'Duty to leave': Federal employee who quit during Trump’s first term tells workers to bail

'Duty to leave': Federal employee who quit during Trump’s first term tells workers to bail
Donald Trump gestures at Turning Point USA's AmericaFest in Phoenix, Arizona, U.S., December 22, 2024. REUTERS/Cheney Orr/File Photo
MSN UK

Federal employees have been offered a potentially illegal option: resign by Thursday, and collect pay until September. One former government worker who quit his job during President Donald Trump's administration recently offered his advice: Take the buyout.

Experts warn that the “Fork in the Road” proposal is illegal because it would involve spending money before Congress has approved it. Workers would no longer have to complete their tasks, but they would continue to collect a salary.

“Here’s my advice to civil servants: Take the fork,” Chuck Park, a former diplomat, wrote in the Washington Post Tuesday.

READ MORE: 'Probably a scam': Federal employees reject Trump buyout, say they're 'not going anywhere'

Park left his job as a State Department diplomat in 2019 over the Trump administration’s policies, recalling that his "breaking points" were "scenes of crying children at the border and a horrific episode of violence against immigrants in El Paso, Texas.

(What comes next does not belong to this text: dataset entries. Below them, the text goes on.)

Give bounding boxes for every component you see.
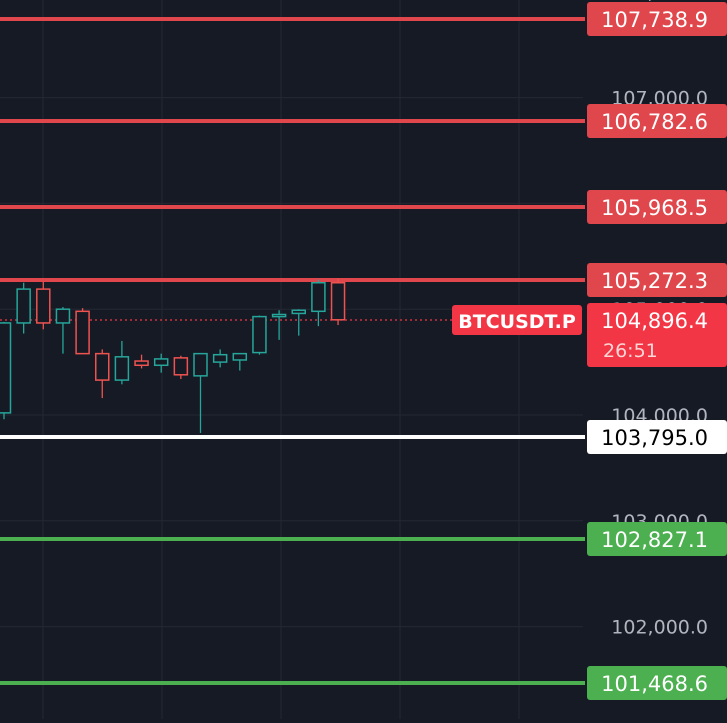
- symbol-tag-text: BTCUSDT.P: [458, 311, 576, 333]
- candle[interactable]: [232, 352, 248, 371]
- candle[interactable]: [173, 355, 189, 380]
- candle[interactable]: [153, 353, 169, 373]
- level-lines[interactable]: [0, 17, 585, 685]
- candle[interactable]: [75, 308, 90, 355]
- candle[interactable]: [36, 281, 51, 330]
- level-label-text: 103,795.0: [601, 426, 708, 450]
- vertical-grid: [42, 0, 520, 719]
- candle[interactable]: [212, 349, 228, 368]
- level-label-text: 107,738.9: [601, 8, 708, 32]
- candle[interactable]: [291, 309, 306, 336]
- level-label-resistance: 107,738.9: [587, 2, 727, 36]
- candle-body: [311, 282, 326, 313]
- candle-body: [134, 360, 149, 367]
- candle-body: [173, 357, 189, 376]
- candle-body: [291, 309, 306, 315]
- level-label-text: 106,782.6: [601, 110, 708, 134]
- candle-body: [212, 353, 228, 363]
- last-price-box: [587, 303, 727, 367]
- level-label-resistance: 105,272.3: [587, 263, 727, 297]
- candle-body: [252, 315, 267, 354]
- candle-body: [271, 313, 287, 318]
- level-label-box: [587, 263, 727, 297]
- level-label-text: 102,827.1: [601, 528, 708, 552]
- price-tick-label: 102,000.0: [611, 617, 708, 639]
- candle-body: [75, 310, 90, 355]
- candle-body: [36, 288, 51, 324]
- candle[interactable]: [134, 354, 149, 369]
- candle[interactable]: [193, 352, 208, 433]
- symbol-tag-box: [452, 305, 582, 335]
- candle[interactable]: [271, 310, 287, 340]
- candle-body: [16, 288, 31, 324]
- level-label-box: [587, 420, 727, 454]
- candle[interactable]: [330, 278, 346, 326]
- candle[interactable]: [95, 349, 110, 399]
- level-labels: 107,738.9 106,782.6 105,968.5 105,272.3 103,…: [587, 2, 727, 700]
- candle[interactable]: [16, 282, 31, 334]
- level-label-resistance: 105,968.5: [587, 190, 727, 224]
- candle-body: [95, 352, 110, 381]
- level-label-text: 105,968.5: [601, 196, 708, 220]
- candles[interactable]: [0, 278, 346, 433]
- candle-body: [193, 352, 208, 377]
- candle[interactable]: [252, 315, 267, 355]
- price-tick-label: 108,000.0: [611, 0, 708, 4]
- level-label-text: 105,272.3: [601, 269, 708, 293]
- bar-countdown: 26:51: [603, 340, 658, 362]
- level-label-pivot: 103,795.0: [587, 420, 727, 454]
- candle-body: [330, 282, 346, 321]
- candle[interactable]: [0, 321, 12, 420]
- candle-body: [153, 358, 169, 367]
- candle-body: [55, 308, 71, 324]
- horizontal-grid: [0, 97, 583, 628]
- level-label-support: 101,468.6: [587, 666, 727, 700]
- level-label-support: 102,827.1: [587, 522, 727, 556]
- candle-body: [0, 322, 12, 414]
- candle-body: [232, 352, 248, 361]
- level-label-box: [587, 2, 727, 36]
- level-label-box: [587, 522, 727, 556]
- level-label-box: [587, 190, 727, 224]
- level-label-box: [587, 666, 727, 700]
- last-price-label-group: BTCUSDT.P 104,896.4 26:51: [452, 303, 727, 367]
- candle[interactable]: [55, 307, 71, 354]
- candle[interactable]: [114, 340, 130, 385]
- level-label-box: [587, 104, 727, 138]
- candle-body: [114, 356, 130, 381]
- level-label-resistance: 106,782.6: [587, 104, 727, 138]
- level-label-text: 101,468.6: [601, 672, 708, 696]
- candle[interactable]: [311, 279, 326, 327]
- last-price-value: 104,896.4: [601, 309, 708, 333]
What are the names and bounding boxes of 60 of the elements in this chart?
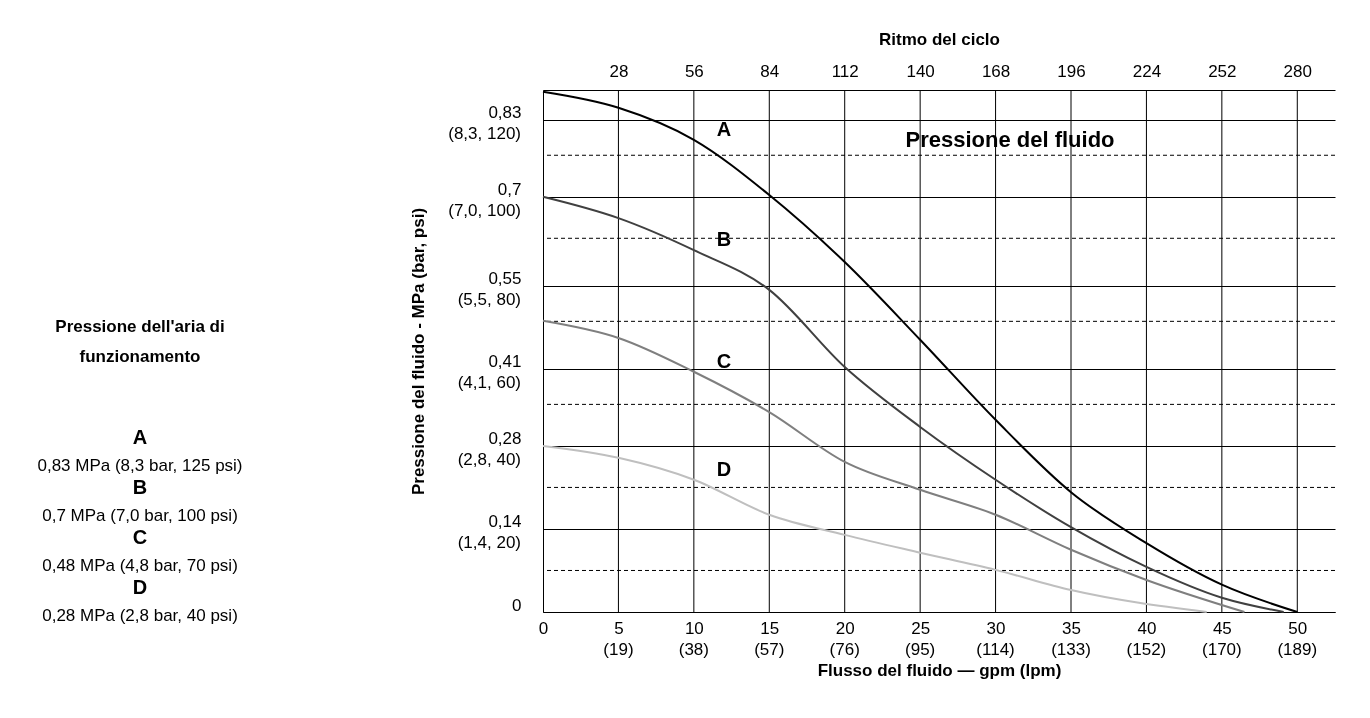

"Now the nation seems poised to repeat such cruelties,” he wrote. “It isn’t noble to resist from within. It’s not public service to hide and bide your time within the vast machinery, ticking down the days until the next presidential election or the day your pension kicks in. If you can’t execute this administration’s policies (the lawful ones, that is), then it is your duty to leave.”

Park argued that government employees face a real likelihood that they will have to carry out the Trump agenda, writing that while workers could try to "convince [bosses] that vaccines and disaster relief are good, while mass deportation and failed states are bad," that bosses are free to disagree that rogue employees will ultimately have to "get with the agenda or leave." He went on to note that quitting to work for a more worthy cause could be "the most powerful resistance,” adding that "on the outside, you can speak your mind, get things done faster and get paid your worth.”

“So don’t be intimidated by the fork in the road,” he writes. “You have a duty to yourself and to your conscience as much as to anybody else. Know your values, and the moment you’re asked to violate them, hit ‘reply’ to that email.”